Child safety is Kaleidoscope’s number one priority. Before children can feel heard, valued, and loved, they must not only be safe but also feel safe. Since we have the privilege of working with children, it is our responsibility to make sure that they are safe from emotional, mental, sexual, and physical threats. Watch this video and read the notes below to learn more about Kaleidoscopes Child Safety policies:
Our five rules for working with kids to keep them safe, to stay together, use your words to encourage others, use physical touch appropriately, respect each other and the kids with your behavior, and stay accountable for your actions.
1. Stay together
Best case scenario: more than one leader + more than one child
Second best: one leader + more than one child
Less ideal: One leader + one child in a public place
Never: One leader + one child in a closed room (bathroom policy: girls help kiddos, keep main bathroom door propped open and stall doors ajar)

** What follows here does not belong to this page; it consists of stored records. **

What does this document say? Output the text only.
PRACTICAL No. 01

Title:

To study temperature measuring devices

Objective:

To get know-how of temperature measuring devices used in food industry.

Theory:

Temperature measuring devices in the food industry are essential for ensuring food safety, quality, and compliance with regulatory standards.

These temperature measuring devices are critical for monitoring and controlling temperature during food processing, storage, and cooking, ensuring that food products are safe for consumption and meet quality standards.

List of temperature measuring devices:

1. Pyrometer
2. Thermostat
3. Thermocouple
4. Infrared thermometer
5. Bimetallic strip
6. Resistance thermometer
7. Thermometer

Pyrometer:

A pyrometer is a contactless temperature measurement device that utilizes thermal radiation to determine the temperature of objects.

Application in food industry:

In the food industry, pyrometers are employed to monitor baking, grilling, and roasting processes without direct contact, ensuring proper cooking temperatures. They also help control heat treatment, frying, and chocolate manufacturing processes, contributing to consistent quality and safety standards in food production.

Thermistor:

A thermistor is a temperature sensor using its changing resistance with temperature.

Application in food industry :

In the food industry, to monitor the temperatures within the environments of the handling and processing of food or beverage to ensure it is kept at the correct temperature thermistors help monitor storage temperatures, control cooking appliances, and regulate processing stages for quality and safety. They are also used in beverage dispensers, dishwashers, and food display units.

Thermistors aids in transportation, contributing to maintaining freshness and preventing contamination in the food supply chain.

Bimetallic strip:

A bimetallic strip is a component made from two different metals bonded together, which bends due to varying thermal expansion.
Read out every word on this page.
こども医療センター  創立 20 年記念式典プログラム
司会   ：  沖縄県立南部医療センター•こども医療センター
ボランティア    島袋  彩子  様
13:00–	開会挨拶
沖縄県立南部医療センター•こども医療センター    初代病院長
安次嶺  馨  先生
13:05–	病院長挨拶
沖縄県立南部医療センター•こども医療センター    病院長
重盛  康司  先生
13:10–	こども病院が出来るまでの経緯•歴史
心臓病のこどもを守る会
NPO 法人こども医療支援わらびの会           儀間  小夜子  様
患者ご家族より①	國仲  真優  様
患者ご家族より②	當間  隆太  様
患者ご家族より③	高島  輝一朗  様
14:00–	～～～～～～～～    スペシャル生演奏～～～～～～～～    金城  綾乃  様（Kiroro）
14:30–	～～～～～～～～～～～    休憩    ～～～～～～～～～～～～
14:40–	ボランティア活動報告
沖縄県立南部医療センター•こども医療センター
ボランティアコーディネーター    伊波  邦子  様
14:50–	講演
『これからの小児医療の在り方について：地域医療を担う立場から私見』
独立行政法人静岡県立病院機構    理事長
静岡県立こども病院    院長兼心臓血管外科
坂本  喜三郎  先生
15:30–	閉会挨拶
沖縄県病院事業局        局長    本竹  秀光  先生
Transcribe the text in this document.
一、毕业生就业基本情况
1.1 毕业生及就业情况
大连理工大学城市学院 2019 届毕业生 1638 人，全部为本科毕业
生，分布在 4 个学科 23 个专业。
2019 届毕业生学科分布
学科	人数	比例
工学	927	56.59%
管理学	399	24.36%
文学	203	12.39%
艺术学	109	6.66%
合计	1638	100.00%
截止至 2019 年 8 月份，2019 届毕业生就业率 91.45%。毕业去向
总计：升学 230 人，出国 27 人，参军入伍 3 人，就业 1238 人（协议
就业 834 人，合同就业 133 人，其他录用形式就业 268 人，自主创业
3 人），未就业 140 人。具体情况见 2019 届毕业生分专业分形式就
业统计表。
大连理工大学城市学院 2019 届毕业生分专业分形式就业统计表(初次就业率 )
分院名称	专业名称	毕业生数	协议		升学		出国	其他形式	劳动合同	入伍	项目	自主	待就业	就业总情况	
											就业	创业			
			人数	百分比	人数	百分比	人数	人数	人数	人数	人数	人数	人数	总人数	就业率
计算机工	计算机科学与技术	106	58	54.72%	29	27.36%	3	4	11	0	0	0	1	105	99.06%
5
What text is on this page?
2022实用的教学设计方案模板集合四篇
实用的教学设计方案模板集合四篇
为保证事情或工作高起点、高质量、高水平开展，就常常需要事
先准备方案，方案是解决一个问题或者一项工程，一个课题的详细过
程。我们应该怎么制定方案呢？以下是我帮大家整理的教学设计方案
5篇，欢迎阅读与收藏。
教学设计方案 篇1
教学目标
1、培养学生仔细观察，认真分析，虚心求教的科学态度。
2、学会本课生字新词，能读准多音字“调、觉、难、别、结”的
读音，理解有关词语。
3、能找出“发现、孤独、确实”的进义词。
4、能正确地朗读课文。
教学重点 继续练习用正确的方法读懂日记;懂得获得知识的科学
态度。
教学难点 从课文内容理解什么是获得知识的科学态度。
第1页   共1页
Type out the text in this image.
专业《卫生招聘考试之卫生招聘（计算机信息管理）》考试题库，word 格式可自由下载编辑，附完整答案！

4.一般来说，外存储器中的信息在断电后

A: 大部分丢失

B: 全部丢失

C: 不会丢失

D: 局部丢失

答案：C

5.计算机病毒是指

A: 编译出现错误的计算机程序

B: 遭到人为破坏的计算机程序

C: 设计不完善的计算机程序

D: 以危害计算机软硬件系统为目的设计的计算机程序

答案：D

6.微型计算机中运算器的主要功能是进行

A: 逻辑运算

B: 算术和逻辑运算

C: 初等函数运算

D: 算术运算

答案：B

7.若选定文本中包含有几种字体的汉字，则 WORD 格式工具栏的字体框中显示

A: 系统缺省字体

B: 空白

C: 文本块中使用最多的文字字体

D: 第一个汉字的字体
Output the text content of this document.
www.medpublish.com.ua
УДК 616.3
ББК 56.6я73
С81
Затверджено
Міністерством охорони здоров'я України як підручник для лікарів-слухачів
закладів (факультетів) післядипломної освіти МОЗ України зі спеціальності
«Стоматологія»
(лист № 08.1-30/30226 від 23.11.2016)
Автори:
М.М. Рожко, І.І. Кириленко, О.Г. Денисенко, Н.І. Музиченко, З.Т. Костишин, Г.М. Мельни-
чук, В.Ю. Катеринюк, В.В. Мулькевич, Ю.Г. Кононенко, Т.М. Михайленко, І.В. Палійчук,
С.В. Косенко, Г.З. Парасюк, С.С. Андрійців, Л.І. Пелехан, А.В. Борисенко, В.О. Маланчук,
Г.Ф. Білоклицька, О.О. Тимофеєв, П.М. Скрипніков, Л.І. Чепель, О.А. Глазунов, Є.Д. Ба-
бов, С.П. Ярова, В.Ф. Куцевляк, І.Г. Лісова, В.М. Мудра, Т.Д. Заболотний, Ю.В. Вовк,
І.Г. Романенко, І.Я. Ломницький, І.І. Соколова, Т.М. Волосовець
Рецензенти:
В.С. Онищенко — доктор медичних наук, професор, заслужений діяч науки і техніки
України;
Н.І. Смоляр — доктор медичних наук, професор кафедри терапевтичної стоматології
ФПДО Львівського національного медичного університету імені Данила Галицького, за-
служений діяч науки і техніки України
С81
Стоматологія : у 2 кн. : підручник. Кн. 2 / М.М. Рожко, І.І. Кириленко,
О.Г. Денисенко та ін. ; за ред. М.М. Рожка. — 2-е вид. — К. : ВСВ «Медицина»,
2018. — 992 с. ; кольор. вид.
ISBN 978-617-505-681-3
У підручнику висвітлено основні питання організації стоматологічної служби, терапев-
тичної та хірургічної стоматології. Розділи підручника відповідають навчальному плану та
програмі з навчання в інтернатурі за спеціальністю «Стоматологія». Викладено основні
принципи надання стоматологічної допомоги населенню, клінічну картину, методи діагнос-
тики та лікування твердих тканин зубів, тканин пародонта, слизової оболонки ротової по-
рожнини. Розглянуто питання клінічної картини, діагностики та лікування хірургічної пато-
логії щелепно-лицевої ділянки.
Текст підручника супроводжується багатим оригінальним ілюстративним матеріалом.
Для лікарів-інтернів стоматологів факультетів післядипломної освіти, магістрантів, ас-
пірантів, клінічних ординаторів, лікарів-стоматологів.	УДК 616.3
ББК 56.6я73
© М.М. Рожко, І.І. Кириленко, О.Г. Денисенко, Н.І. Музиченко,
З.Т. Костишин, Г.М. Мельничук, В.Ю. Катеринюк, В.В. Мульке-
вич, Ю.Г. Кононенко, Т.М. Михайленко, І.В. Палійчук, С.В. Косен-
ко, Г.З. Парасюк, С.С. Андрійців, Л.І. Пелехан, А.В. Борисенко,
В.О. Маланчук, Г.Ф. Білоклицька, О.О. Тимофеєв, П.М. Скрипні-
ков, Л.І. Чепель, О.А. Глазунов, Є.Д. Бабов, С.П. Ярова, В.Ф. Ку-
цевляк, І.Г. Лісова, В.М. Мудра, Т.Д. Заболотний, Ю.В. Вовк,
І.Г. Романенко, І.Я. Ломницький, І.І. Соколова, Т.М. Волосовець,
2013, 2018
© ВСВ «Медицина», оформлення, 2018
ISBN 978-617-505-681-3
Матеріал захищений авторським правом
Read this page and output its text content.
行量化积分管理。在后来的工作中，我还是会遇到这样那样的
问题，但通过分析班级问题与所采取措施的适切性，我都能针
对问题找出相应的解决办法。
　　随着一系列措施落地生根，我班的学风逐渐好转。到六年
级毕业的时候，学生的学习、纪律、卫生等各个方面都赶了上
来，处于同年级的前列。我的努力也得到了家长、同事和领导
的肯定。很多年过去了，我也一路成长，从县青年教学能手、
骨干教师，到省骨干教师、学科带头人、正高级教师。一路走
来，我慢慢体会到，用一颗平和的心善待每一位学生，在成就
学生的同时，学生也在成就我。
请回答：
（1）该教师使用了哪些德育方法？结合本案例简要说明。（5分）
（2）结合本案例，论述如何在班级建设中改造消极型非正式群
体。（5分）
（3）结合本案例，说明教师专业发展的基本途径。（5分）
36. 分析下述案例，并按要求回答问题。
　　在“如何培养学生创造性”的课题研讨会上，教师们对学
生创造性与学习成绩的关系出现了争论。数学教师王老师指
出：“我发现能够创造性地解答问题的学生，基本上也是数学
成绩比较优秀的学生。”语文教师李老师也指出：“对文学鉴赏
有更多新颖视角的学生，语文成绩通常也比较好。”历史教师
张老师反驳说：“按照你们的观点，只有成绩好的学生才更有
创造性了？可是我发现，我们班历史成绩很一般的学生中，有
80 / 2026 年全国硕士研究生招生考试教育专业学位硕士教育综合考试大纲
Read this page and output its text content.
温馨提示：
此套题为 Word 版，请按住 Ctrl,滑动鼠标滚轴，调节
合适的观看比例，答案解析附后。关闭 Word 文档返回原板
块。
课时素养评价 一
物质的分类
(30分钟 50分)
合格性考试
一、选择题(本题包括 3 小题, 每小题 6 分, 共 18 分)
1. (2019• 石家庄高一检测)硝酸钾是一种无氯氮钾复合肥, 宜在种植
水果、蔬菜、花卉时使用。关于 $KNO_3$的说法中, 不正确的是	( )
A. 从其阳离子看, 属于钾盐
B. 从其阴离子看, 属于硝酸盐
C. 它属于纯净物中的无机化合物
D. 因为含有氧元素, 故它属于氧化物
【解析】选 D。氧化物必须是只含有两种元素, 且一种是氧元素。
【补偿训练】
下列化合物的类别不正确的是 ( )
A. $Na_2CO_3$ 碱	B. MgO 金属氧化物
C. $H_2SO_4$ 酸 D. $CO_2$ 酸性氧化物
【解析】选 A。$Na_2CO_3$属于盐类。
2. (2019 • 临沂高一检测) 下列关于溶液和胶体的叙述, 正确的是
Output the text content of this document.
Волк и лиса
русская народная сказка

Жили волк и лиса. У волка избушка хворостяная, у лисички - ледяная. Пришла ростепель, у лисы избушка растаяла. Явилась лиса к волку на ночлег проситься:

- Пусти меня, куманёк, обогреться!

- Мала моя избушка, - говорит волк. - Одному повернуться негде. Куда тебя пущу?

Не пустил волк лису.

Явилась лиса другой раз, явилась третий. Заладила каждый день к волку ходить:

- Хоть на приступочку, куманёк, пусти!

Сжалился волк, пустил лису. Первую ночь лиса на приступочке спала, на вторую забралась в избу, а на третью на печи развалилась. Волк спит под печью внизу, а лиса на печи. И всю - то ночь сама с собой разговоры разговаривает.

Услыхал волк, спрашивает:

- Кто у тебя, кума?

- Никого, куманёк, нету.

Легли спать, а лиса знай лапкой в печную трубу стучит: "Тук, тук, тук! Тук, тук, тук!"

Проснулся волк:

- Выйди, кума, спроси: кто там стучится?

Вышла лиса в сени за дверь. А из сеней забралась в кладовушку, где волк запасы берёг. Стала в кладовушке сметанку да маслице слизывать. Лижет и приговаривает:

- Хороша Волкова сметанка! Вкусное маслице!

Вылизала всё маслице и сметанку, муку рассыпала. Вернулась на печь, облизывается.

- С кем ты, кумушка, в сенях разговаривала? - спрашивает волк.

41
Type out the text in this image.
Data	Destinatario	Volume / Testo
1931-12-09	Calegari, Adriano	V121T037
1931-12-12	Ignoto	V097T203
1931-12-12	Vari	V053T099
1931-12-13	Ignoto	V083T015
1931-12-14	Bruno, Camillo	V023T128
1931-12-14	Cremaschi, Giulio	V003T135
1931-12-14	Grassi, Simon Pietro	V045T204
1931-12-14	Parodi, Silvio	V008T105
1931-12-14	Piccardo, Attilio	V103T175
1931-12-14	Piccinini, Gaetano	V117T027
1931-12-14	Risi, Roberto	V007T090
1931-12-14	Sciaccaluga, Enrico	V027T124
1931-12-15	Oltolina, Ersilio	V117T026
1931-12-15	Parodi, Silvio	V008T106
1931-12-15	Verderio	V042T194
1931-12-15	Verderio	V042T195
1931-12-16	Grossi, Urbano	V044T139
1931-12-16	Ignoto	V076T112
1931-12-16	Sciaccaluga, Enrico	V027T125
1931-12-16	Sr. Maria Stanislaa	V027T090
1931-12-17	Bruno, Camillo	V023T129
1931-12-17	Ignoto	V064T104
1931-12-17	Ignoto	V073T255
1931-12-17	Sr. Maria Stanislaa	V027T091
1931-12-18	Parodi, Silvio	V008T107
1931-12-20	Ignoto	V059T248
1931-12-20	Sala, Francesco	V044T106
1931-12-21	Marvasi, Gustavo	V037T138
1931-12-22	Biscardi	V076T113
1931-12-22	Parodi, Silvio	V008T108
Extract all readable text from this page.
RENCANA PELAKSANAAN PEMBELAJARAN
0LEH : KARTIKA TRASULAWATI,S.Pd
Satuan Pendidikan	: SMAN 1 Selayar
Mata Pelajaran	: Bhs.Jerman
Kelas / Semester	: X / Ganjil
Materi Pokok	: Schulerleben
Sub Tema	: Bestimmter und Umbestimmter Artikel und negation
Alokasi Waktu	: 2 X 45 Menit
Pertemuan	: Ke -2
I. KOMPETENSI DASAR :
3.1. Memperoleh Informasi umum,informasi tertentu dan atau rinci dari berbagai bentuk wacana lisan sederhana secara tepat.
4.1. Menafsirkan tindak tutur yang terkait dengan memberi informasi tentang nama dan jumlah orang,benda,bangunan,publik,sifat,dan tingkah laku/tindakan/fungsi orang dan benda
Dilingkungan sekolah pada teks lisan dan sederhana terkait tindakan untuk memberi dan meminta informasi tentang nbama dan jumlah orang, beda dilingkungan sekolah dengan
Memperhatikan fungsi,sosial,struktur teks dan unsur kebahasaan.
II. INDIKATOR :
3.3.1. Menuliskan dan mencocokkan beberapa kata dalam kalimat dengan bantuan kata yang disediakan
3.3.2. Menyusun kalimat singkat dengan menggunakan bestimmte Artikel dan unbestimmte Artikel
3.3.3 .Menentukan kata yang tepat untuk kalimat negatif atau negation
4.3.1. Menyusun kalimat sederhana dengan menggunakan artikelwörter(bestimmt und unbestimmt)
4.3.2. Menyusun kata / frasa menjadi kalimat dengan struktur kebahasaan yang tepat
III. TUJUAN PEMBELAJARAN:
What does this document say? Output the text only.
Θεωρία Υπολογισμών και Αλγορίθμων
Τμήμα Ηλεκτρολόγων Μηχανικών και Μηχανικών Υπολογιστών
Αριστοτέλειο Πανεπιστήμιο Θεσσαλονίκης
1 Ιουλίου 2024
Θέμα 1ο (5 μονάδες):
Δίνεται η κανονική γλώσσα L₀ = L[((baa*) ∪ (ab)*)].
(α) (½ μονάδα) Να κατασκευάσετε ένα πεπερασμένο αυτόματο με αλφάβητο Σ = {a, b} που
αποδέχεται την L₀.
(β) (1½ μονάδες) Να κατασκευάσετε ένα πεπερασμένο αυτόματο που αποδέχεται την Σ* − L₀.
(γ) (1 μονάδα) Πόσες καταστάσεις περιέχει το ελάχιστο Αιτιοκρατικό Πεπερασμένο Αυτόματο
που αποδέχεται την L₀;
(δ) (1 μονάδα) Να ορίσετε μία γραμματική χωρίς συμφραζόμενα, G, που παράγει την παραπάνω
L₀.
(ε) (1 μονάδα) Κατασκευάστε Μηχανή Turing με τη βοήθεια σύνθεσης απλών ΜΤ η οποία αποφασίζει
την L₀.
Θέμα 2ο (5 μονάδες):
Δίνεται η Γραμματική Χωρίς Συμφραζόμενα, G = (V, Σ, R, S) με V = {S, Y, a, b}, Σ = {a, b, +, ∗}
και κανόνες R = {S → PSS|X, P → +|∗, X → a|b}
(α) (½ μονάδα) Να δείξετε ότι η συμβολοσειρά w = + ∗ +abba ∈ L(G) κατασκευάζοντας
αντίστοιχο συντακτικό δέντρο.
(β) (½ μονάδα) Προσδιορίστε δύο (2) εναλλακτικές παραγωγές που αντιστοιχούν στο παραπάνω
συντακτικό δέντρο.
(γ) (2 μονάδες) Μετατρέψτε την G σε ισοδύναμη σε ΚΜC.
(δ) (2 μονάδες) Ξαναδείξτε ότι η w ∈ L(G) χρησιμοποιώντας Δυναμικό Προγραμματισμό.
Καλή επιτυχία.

Always aim to have a window, open door, or public, visible space where others could easily drop in
Make sure to have a walkie-talkie handy if accompanying a child alone or a group of children outdoors.
2. Be encouraging with your words
All of your words should respect the children and make them feel valued, heard, loved, and safe.
Never shame, belittle, yell at, threaten, curse at, call names, tell inappropriate jokes to, or make inappropriate comments about children.
Try to use the word “surprise” instead of “secret;” keeping a secret with a child exclusively is very problematic, even if it seems innocent; i.e. “we have a surprise guest visiting this afternoon!”
In a discipline situation, use encouraging words that focus on the desired positive outcomes in the future, rather than on the negative ones that you want to avoid.
3. Be appropriate with physical touch
Touch should meet the needs of the child, not of the adult.
Never push, hit, shove, shake, or pinch children.
Never touch a child inappropriately–in “bathing suit areas.”
All touch must respect children, so let them initiate most contact.
Show affection with gestures such as verbal praise, side hugs, pats on the shoulder, and high fives.
4. Respect others with your behavior
Don’t play favorites with children or your teammates–we know this can be hard!
Respect children’s boundaries and their personal comfort levels. Every child is different and we don’t know their stories. It’s important for children to exercise their right to say “no” from a young age.
Monitor child-to-child behavior for bullying, singling out, inappropriate touch or language, and physical violence.
In a discipline situation, get down to eye level to speak with children.
5. Stay accountable for your actions
Have a conversation with the conference coordinator you trust if you see something concerning or suspect someone of a crime against child safety.
Always keep your walkie-talkie with you and turned on.
Don’t put someone you work with in an uncomfortable situation by asking them to trust you to do something that violates one of these policies.
Report to a US law enforcement officer any clear signs of neglect or abuse.
The appropriate line of communication regarding child safety is: Kaleider –> conference coordinator –> director/assistant director. Don’t hesitate to go directly to a director if you’re uncomfortable speaking with the coordinator.
A few tips on discipline:
Discipline should only ever instruct, not punish, children.
Always help them understand why they are being disciplined.
Use positive language to talk about each other’s feelings and how they might improve next time.
Use discipline methods that are safe, nonphysical, motivating, and constructive
Never hit, push, grab, or be rough with children–unless their immediate safety is threatened.